A arca foi idealizada pelo governo da Noruega, mas conta com o apoio de bancos públicos e privados de todo mundo, além da FAO (Organização das Nações Unidas para a Agricultura e Alimentação). O Cenargen (Centro Nacional de Recursos Genéticos da Embrapa) também foi convidado, mas o Brasil ainda está avaliando como será essa participação.

Imune ao aquecimento
A idéia de usar o arquipélago gelado para preservar as sementes do mundo tem uma explicação social e outra climática. Por ser um lugar remoto, em um país pacífico, afastam-se as chances de um bombardeio ou algo do gênero. "Qualquer problema que poderia afetar um prédio normal hoje pode afetar os bancos de sementes existentes. Para fugir dessas condições é importante escolher um lugar remoto, longe dos problemas do mundo." Além disso o local está numa área onde não ocorrem terremotos e furacões, e, acima de tudo, é realmente frio.
"É o melhor freezer do mundo", brinca Fowler. "Isso é importante porque uma das coisas que pode dar errado em um banco de sementes é o equipamento falhar. Mas em Svalbard, mesmo se faltar energia, o permafrost (solo congelado) manterá a temperatura em no máximo -3,5C, suficiente para preservar as sementes por meses." Ele lembra que os países nórdicos já trabalham com bancos sem nenhum tipo de equipamento elétrico e mesmo assim as sementes duravam por mais de 20 anos.
Mas e se o aquecimento global derreter o permafrost?
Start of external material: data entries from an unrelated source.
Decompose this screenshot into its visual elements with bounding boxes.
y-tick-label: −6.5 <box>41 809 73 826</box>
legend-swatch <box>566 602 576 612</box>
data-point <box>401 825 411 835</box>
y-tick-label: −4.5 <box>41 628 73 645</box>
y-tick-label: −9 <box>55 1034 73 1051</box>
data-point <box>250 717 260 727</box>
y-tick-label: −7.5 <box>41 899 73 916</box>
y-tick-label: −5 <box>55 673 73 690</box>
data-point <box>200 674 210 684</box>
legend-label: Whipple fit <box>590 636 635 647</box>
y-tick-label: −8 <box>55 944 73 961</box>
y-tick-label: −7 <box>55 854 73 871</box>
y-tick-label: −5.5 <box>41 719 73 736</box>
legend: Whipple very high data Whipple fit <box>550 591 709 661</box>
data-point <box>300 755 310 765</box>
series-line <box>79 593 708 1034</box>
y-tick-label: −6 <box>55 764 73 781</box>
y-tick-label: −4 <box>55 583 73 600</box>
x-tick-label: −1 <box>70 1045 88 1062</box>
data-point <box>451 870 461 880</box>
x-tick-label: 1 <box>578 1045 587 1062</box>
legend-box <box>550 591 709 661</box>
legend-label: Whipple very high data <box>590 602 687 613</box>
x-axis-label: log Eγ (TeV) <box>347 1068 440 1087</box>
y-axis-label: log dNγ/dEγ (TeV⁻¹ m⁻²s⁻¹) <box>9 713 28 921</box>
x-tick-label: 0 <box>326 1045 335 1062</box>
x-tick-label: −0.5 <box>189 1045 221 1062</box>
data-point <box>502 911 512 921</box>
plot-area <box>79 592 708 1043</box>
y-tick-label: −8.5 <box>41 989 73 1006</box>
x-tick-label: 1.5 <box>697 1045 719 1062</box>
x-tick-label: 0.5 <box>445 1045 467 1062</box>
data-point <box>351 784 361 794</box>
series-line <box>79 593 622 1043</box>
Fowler diz que o pior cenário já foi antecipado. "Nós estamos confiantes que daqui 200 anos a área da arca ainda estará congelada. Sabemos que as mudanças climáticas são reais e que vão afetar Svalbard, mas a arca está localizada no local mais frio dentro da montanha, então imaginamos que lá ainda estará mais frio do que no resto."
Só resta saber se em um cenário de completa destruição haverá mesmo como alguém chegar no pólo Norte, descongelar as sementes, voltar para terrenos cultiváveis e de fato salvar o resto da humanidade.